By: Alicia Schick
It was summer of 2015, and I was expecting boy #4. We’d been seeing specialists in an effort to resolve digestive trouble my husband had experienced for years, and I was exhausted trying to make enough food for him on a strict elimination diet composed of primarily organic meat and four types of cooked vegetables. So much of the digestive advice emphasizes meat and recommends avoiding grains that we thought it was worth a try. While a few of my husband’s symptoms did subside, others became worse, and we were uncomfortable with the high intake of meat. Looking back I can tell it was a much harder pregnancy than the others–including my highest weight gain and challenges I hadn’t experienced before.
Shortly after our son was born in the fall, we were amazed to learn some new friends of ours didn’t really eat animal products at all. Janeen Alley and her family had eaten whole food, plant-based for at least 10 years and become an expert in the benefits, so we decided to give it a try. We ate a dramatic increase in plants between Thanksgiving and Christmas that year, and I was amazed that we managed to avoid getting sick—no easy feat with a newborn, a 3 year old, a Kindergartner and a 2nd grader in the thick of winter.

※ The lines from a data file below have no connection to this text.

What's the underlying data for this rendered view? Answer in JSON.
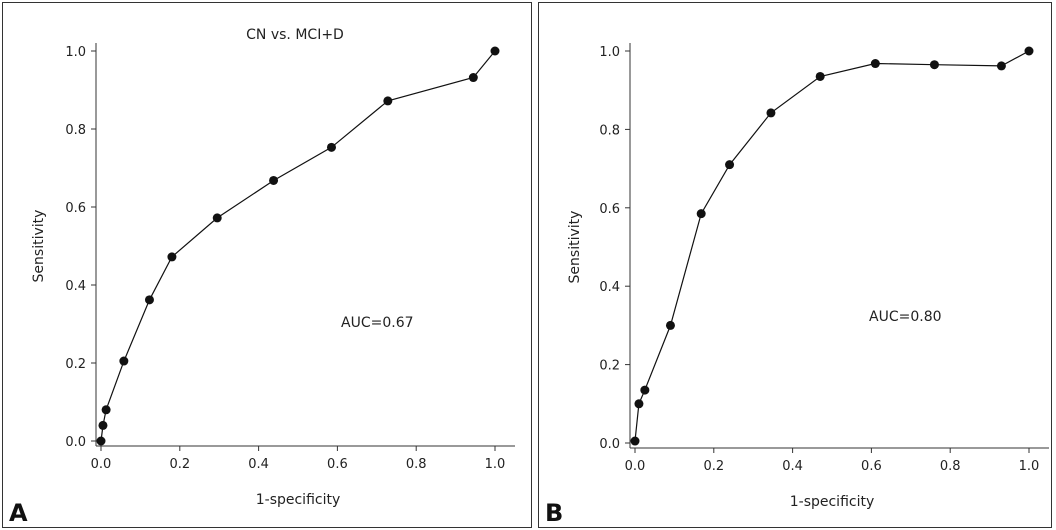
{
  "chart_data": [
    {
      "type": "line",
      "panel_label": "A",
      "title": "CN vs. MCI+D",
      "xlabel": "1-specificity",
      "ylabel": "Sensitivity",
      "annotation": "AUC=0.67",
      "xlim": [
        0,
        1.0
      ],
      "ylim": [
        0,
        1.0
      ],
      "xticks": [
        "0.0",
        "0.2",
        "0.4",
        "0.6",
        "0.8",
        "1.0"
      ],
      "yticks": [
        "0.0",
        "0.2",
        "0.4",
        "0.6",
        "0.8",
        "1.0"
      ],
      "grid": false,
      "series": [
        {
          "x": [
            0.0,
            0.005,
            0.013,
            0.058,
            0.123,
            0.18,
            0.295,
            0.438,
            0.585,
            0.728,
            0.945,
            1.0
          ],
          "y": [
            0.0,
            0.04,
            0.08,
            0.205,
            0.362,
            0.472,
            0.572,
            0.668,
            0.753,
            0.872,
            0.932,
            1.0
          ]
        }
      ]
    },
    {
      "type": "line",
      "panel_label": "B",
      "title": "",
      "xlabel": "1-specificity",
      "ylabel": "Sensitivity",
      "annotation": "AUC=0.80",
      "xlim": [
        0,
        1.0
      ],
      "ylim": [
        0,
        1.0
      ],
      "xticks": [
        "0.0",
        "0.2",
        "0.4",
        "0.6",
        "0.8",
        "1.0"
      ],
      "yticks": [
        "0.0",
        "0.2",
        "0.4",
        "0.6",
        "0.8",
        "1.0"
      ],
      "grid": false,
      "series": [
        {
          "x": [
            0.0,
            0.01,
            0.025,
            0.09,
            0.168,
            0.24,
            0.345,
            0.47,
            0.61,
            0.76,
            0.93,
            1.0
          ],
          "y": [
            0.005,
            0.1,
            0.135,
            0.3,
            0.585,
            0.71,
            0.842,
            0.935,
            0.968,
            0.965,
            0.962,
            1.0
          ]
        }
      ]
    }
  ]
}
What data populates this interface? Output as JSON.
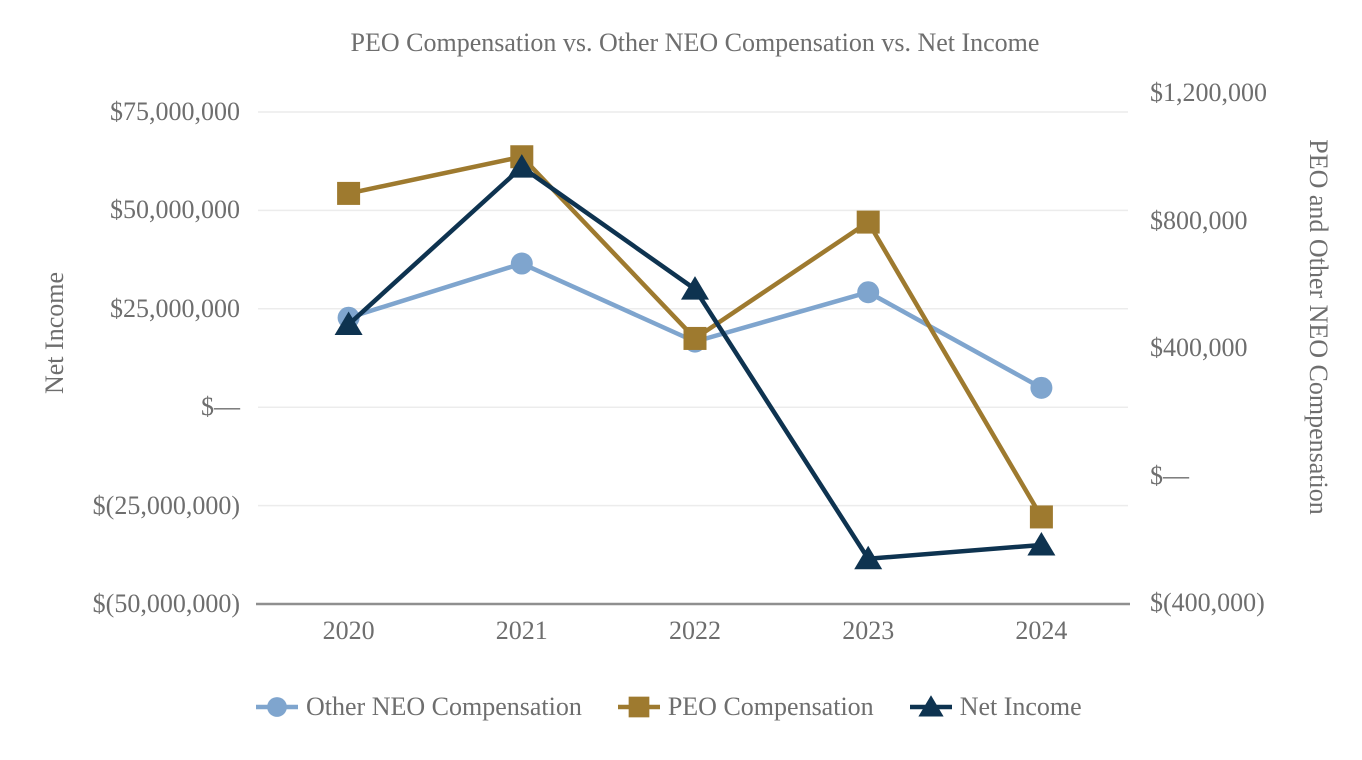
{
  "chart_data": {
    "type": "line",
    "title": "PEO Compensation vs. Other NEO Compensation vs. Net Income",
    "categories": [
      "2020",
      "2021",
      "2022",
      "2023",
      "2024"
    ],
    "left_axis": {
      "title": "Net Income",
      "tick_labels": [
        "$75,000,000",
        "$50,000,000",
        "$25,000,000",
        "$—",
        "$(25,000,000)",
        "$(50,000,000)"
      ],
      "tick_values": [
        75000000,
        50000000,
        25000000,
        0,
        -25000000,
        -50000000
      ],
      "range": [
        -50000000,
        75000000
      ]
    },
    "right_axis": {
      "title": "PEO and Other NEO Compensation",
      "tick_labels": [
        "$1,200,000",
        "$800,000",
        "$400,000",
        "$—",
        "$(400,000)"
      ],
      "tick_values": [
        1200000,
        800000,
        400000,
        0,
        -400000
      ],
      "range": [
        -400000,
        1200000
      ]
    },
    "series": [
      {
        "name": "Other NEO Compensation",
        "axis": "right",
        "marker": "circle",
        "color": "#7FA5CE",
        "values": [
          495000,
          665000,
          420000,
          575000,
          275000
        ]
      },
      {
        "name": "PEO Compensation",
        "axis": "right",
        "marker": "square",
        "color": "#9E7A2F",
        "values": [
          885000,
          1000000,
          430000,
          795000,
          -130000
        ]
      },
      {
        "name": "Net Income",
        "axis": "left",
        "marker": "triangle",
        "color": "#0E3350",
        "values": [
          21000000,
          61000000,
          30000000,
          -38500000,
          -35000000
        ]
      }
    ],
    "grid": true,
    "legend_position": "bottom"
  },
  "colors": {
    "text": "#6E6E6E",
    "gridline": "#ECECEC",
    "axis_line": "#8F8F8F",
    "background": "#FFFFFF"
  }
}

As the months progressed, I couldn’t believe the benefits I experienced by eating whole food, plant-based. By March, I had lost all of my pregnancy weight and then some. I had to buy new pants because everything I owned was too big. In June I competed in a triathlon. I was still up with my baby many nights and because of that was pretty inconsistent in my training. Yet my paces were not too far behind my pre-pregnancy times, something I had previously struggled to reach until my babies were much older and I was able to resume more consistent training.